Firmas a granel
Cuando transitamos por las vías públicas de las ciudades, incluso en nuestros domicilios, estamos siendo abordados por algunos equipos de algunos candidatos que aspiran a la presidencia de la República o en su defecto para las corporaciones legislativas en la próxima contienda electoral que se desarrollarán el próximo año. Es impresionante la avalancha de simpatizantes que buscan reunir el número de firmas para oficializar su inscripción en la Registraduría Nacional del Estado Civil. Los candidatos se encuentran desesperados porque se ha vuelto un mercado persa, donde se ofrecen dádivas y promesas que nunca se van a cumplir, con el fin de obtener su rúbrica. Cuando el gobierno nacional propuso esta forma de legalizar la participación de la clase política por este sistema, nunca se pensó que el propósito original de la posibilidad de inscribir candidaturas con respaldo de firmas, en lugar de avales de partidos era el de hacer más abierto el sistema democrático. Recordamos aquellas épocas cuando en las plazas públicas se desarrollaban actos multitudinarios enarbolando el trapo rojo o el azul y los candidatos enarbolaban la decencia y la entrega por defender los intereses de las comunidades ante las instancias nacionales y regionales.

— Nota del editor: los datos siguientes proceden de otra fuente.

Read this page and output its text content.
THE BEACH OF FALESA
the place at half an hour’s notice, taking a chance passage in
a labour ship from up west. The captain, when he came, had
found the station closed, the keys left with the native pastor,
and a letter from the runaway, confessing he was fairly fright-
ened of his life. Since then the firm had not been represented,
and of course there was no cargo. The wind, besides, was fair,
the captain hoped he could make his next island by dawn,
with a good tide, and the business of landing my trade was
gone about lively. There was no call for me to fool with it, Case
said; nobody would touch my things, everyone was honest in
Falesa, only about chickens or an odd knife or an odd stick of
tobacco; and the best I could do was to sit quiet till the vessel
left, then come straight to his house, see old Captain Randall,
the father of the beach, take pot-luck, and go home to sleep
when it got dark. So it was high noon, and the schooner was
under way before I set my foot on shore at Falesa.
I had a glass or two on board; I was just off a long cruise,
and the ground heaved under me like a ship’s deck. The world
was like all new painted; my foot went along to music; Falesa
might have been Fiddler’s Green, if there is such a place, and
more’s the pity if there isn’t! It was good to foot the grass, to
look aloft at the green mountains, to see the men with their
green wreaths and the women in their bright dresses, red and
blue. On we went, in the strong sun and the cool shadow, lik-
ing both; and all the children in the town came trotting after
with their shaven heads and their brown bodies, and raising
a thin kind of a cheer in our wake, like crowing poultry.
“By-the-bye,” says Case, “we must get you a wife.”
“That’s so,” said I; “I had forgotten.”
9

Poco a poco se fueron desfigurando la intencionalidad de estos líderes exponentes de la clase política, porque fueron apareciendo otra clase de intereses oscuros que desvirtuaron totalmente la grandeza de estos dirigentes políticos. El narcotráfico y la mermelada que, patrocinada por los grupos al margen de la Ley y por el mismo gobierno, empezaron a auspiciar esta clase de irregularidades, que se fueron traduciendo en la más escandalosa proliferación de actos delincuenciales, que tienen sumido a una profunda crisis moral de los partidos políticos. Hemos llegado a una situación degradante de estos movimientos, que tienen a sus representaciones legislativas, en la mayoría de los casos en la cárcel y otros sindicados porque han transgredido el Código Penal Colombiano. Han sido desacreditados de una manera, que la misma opinión pública, rechaza de plano cualquier intencionalidad para participar en las próximas justas electorales, como lo reflejan los sondeos de opinión, que realizan de manera periódica las empresas encuestadoras. Algunos dirigentes les dan pena pedir los avales a los actuales partidos y han decidido buscar las inscripciones de sus candidaturas a través de las firmas, que puedan recoger del constituyente primario. Todos los días se conocen a través de los medios de comunicación, los aberrantes casos de corrupción, donde se encuentran comprometidos funcionarios del Estado y parlamentarios, quienes han participado de manera directa e indirecta en el manejo de dineros públicos y provenientes de actividades ilícitas. Todos los sectores políticos han salido salpicados ante la opinión pública, que han desconcertado a toda la opinión pública, porque no se salvan, los sectores políticos de la derecha, ni de la izquierda.